Let’s take a look at each.
First, unique features. There’s no denying that the iPhone, by and large, remains the top smartphone on the market today. Sure, you can argue about openness on Android and how great BlackBerrys are for emailing, but at the end of the day, the iPhone is far and away the most attractive consumer smartphone available. Furthermore, Apple has proven quite adept at consistently iterating its iconic smartphone with new features that keeps users upgrading their device year after year.
Next up we have the thriving iTunes App Store, though to be fair, the iTunes App Store is part of the reason why the iPhone is so unique. With hundreds of thousands of apps, users can easily extend and improve the functionality of their device, often times for free. Sure, many of the top mobile apps are available on a number of platforms, but the sheer number of iPhone apps ensures that some cool apps will inevitably remain iPhone exclusives. Netflix, for example, has yet to come out with a universal app for Android, while some other developers, like Smule, have made an economic decision to stick exclusively with Apple’s iOS platform. And though the number of apps available on Android continues to increase, there are still only 90,000 apps available for download, and depending on the app, not every app works on every Android handset.
Lastly, we have the halo effect theory which postulates that the rise of the iPod and the growing popularity of the Mac continue to draw more people into the iPhone realm. This is an interesting point, and while there’s no doubt that the iPod made Apple a household name again, the success of the iPhone most likely provides a halo effect for Mac sales than the other way around. The reality, though, is that the success of each inevitably feeds into the success of the other. Whether the iPhone or the Mac is responsible is ultimately irrelevant. What does matter is that the iPhone continues to thrive, and with a Verizon iPhone 4 launch set for the first half of 2011, along with the iPhone 5 presumably set to drop sometime this Summer, Apple’s iPhone success may just be getting started.

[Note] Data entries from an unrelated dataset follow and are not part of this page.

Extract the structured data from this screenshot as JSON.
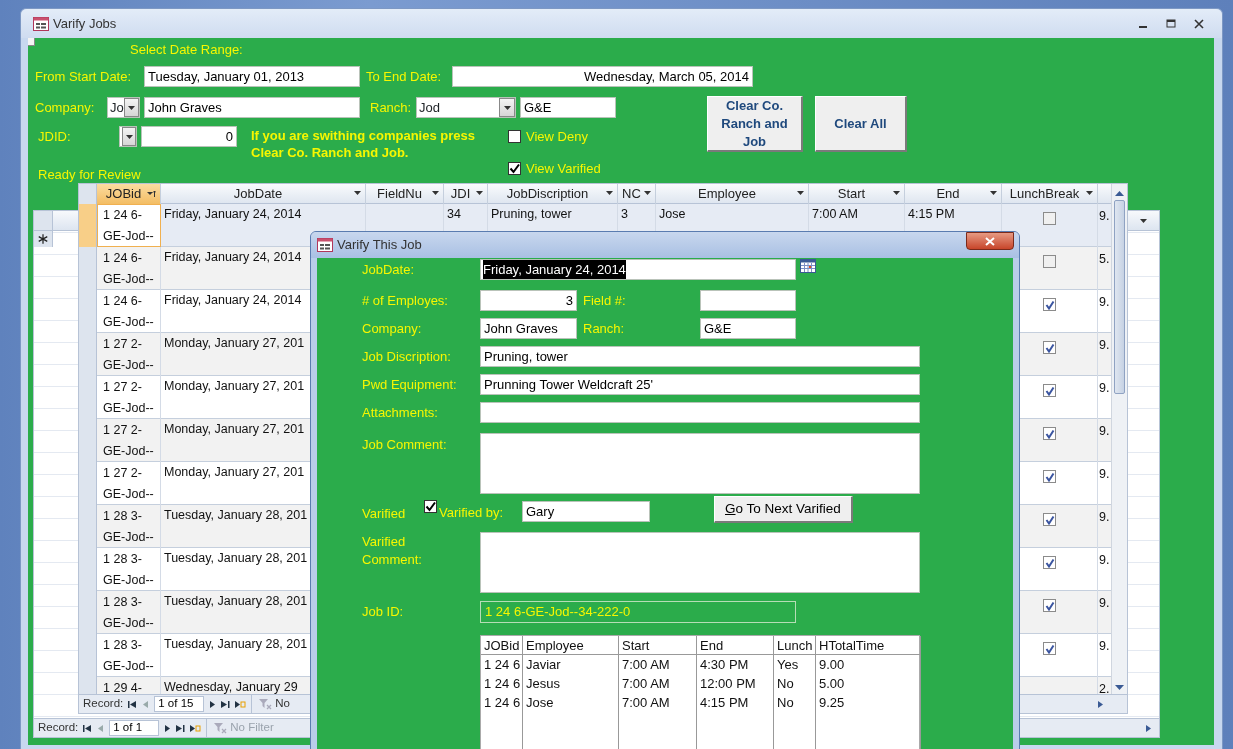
{
  "window": {
    "title": "Varify Jobs"
  },
  "filters": {
    "section_label": "Select Date Range:",
    "start_label": "From Start Date:",
    "start_value": "Tuesday, January 01, 2013",
    "end_label": "To End Date:",
    "end_value": "Wednesday, March 05, 2014",
    "company_label": "Company:",
    "company_code": "Jo",
    "company_name": "John Graves",
    "ranch_label": "Ranch:",
    "ranch_code": "Jod",
    "ranch_name": "G&E",
    "jdid_label": "JDID:",
    "jdid_value": "0",
    "hint": "If you are swithing companies press Clear Co. Ranch and Job.",
    "options": [
      {
        "label": "View Deny",
        "checked": false
      },
      {
        "label": "View Varified",
        "checked": true
      }
    ],
    "buttons": [
      "Clear Co. Ranch and Job",
      "Clear All"
    ]
  },
  "list_label": "Ready for Review",
  "grid": {
    "columns": [
      {
        "label": "JOBid",
        "sorted": true
      },
      {
        "label": "JobDate",
        "sorted": false
      },
      {
        "label": "FieldNu",
        "sorted": false
      },
      {
        "label": "JDI",
        "sorted": false
      },
      {
        "label": "JobDiscription",
        "sorted": false
      },
      {
        "label": "NC",
        "sorted": false
      },
      {
        "label": "Employee",
        "sorted": false
      },
      {
        "label": "Start",
        "sorted": false
      },
      {
        "label": "End",
        "sorted": false
      },
      {
        "label": "LunchBreak",
        "sorted": false
      }
    ],
    "rows": [
      {
        "selected": true,
        "jobid": "1 24 6-GE-Jod--",
        "jobdate": "Friday, January 24, 2014",
        "jdid": "34",
        "description": "Pruning, tower",
        "nc": "3",
        "employee": "Jose",
        "start": "7:00 AM",
        "end": "4:15 PM",
        "lunch_break": false,
        "column_11": "9."
      },
      {
        "selected": false,
        "jobid": "1 24 6-GE-Jod--",
        "jobdate": "Friday, January 24, 2014",
        "lunch_break": false,
        "column_11": "5."
      },
      {
        "selected": false,
        "jobid": "1 24 6-GE-Jod--",
        "jobdate": "Friday, January 24, 2014",
        "lunch_break": true,
        "column_11": "9."
      },
      {
        "selected": false,
        "jobid": "1 27 2-GE-Jod--",
        "jobdate": "Monday, January 27, 201",
        "lunch_break": true,
        "column_11": "9."
      },
      {
        "selected": false,
        "jobid": "1 27 2-GE-Jod--",
        "jobdate": "Monday, January 27, 201",
        "lunch_break": true,
        "column_11": "9."
      },
      {
        "selected": false,
        "jobid": "1 27 2-GE-Jod--",
        "jobdate": "Monday, January 27, 201",
        "lunch_break": true,
        "column_11": "9."
      },
      {
        "selected": false,
        "jobid": "1 27 2-GE-Jod--",
        "jobdate": "Monday, January 27, 201",
        "lunch_break": true,
        "column_11": "9."
      },
      {
        "selected": false,
        "jobid": "1 28 3-GE-Jod--",
        "jobdate": "Tuesday, January 28, 201",
        "lunch_break": true,
        "column_11": "9."
      },
      {
        "selected": false,
        "jobid": "1 28 3-GE-Jod--",
        "jobdate": "Tuesday, January 28, 201",
        "lunch_break": true,
        "column_11": "9."
      },
      {
        "selected": false,
        "jobid": "1 28 3-GE-Jod--",
        "jobdate": "Tuesday, January 28, 201",
        "lunch_break": true,
        "column_11": "9."
      },
      {
        "selected": false,
        "jobid": "1 28 3-GE-Jod--",
        "jobdate": "Tuesday, January 28, 201",
        "lunch_break": true,
        "column_11": "9."
      },
      {
        "selected": false,
        "jobid": "1 29 4-",
        "jobdate": "Wednesday, January 29",
        "column_11": "2."
      }
    ],
    "record_nav": {
      "label": "Record:",
      "position": "1 of 15",
      "filter": "No"
    }
  },
  "back_nav": {
    "label": "Record:",
    "position": "1 of 1",
    "filter": "No Filter",
    "filter_disabled": true
  },
  "dialog": {
    "title": "Varify This Job",
    "job_date_label": "JobDate:",
    "job_date": "Friday, January 24, 2014",
    "job_date_selected": true,
    "employees_label": "# of Employes:",
    "employees": "3",
    "field_label": "Field #:",
    "company_label": "Company:",
    "company": "John Graves",
    "ranch_label": "Ranch:",
    "ranch": "G&E",
    "description_label": "Job Discription:",
    "description": "Pruning, tower",
    "equipment_label": "Pwd Equipment:",
    "equipment": "Prunning Tower Weldcraft 25'",
    "attachments_label": "Attachments:",
    "comment_label": "Job Comment:",
    "varified_label": "Varified",
    "varified": true,
    "varified_by_label": "Varified by:",
    "varified_by": "Gary",
    "next_button": "Go To Next Varified",
    "varified_comment_label": "Varified Comment:",
    "job_id_label": "Job ID:",
    "job_id": "1 24 6-GE-Jod--34-222-0",
    "employees_table": {
      "columns": [
        "JOBid",
        "Employee",
        "Start",
        "End",
        "Lunch",
        "HTotalTime"
      ],
      "rows": [
        [
          "1 24 6",
          "Javiar",
          "7:00 AM",
          "4:30 PM",
          "Yes",
          "9.00"
        ],
        [
          "1 24 6",
          "Jesus",
          "7:00 AM",
          "12:00 PM",
          "No",
          "5.00"
        ],
        [
          "1 24 6",
          "Jose",
          "7:00 AM",
          "4:15 PM",
          "No",
          "9.25"
        ]
      ]
    }
  }
}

So taking all of the above factors into consideration, AT&T is willing to pay top dollar to subsidize the iPhone because they appreciate that it’s attractiveness and uniqueness as a smartphone is the best way to currently attract subscribers away from other carriers, which in the cell business is what it’s all about. Sure, keeping customers is no big deal, but having a product capable of influencing millions to abandon their carrier of choice for AT&T is no small thing.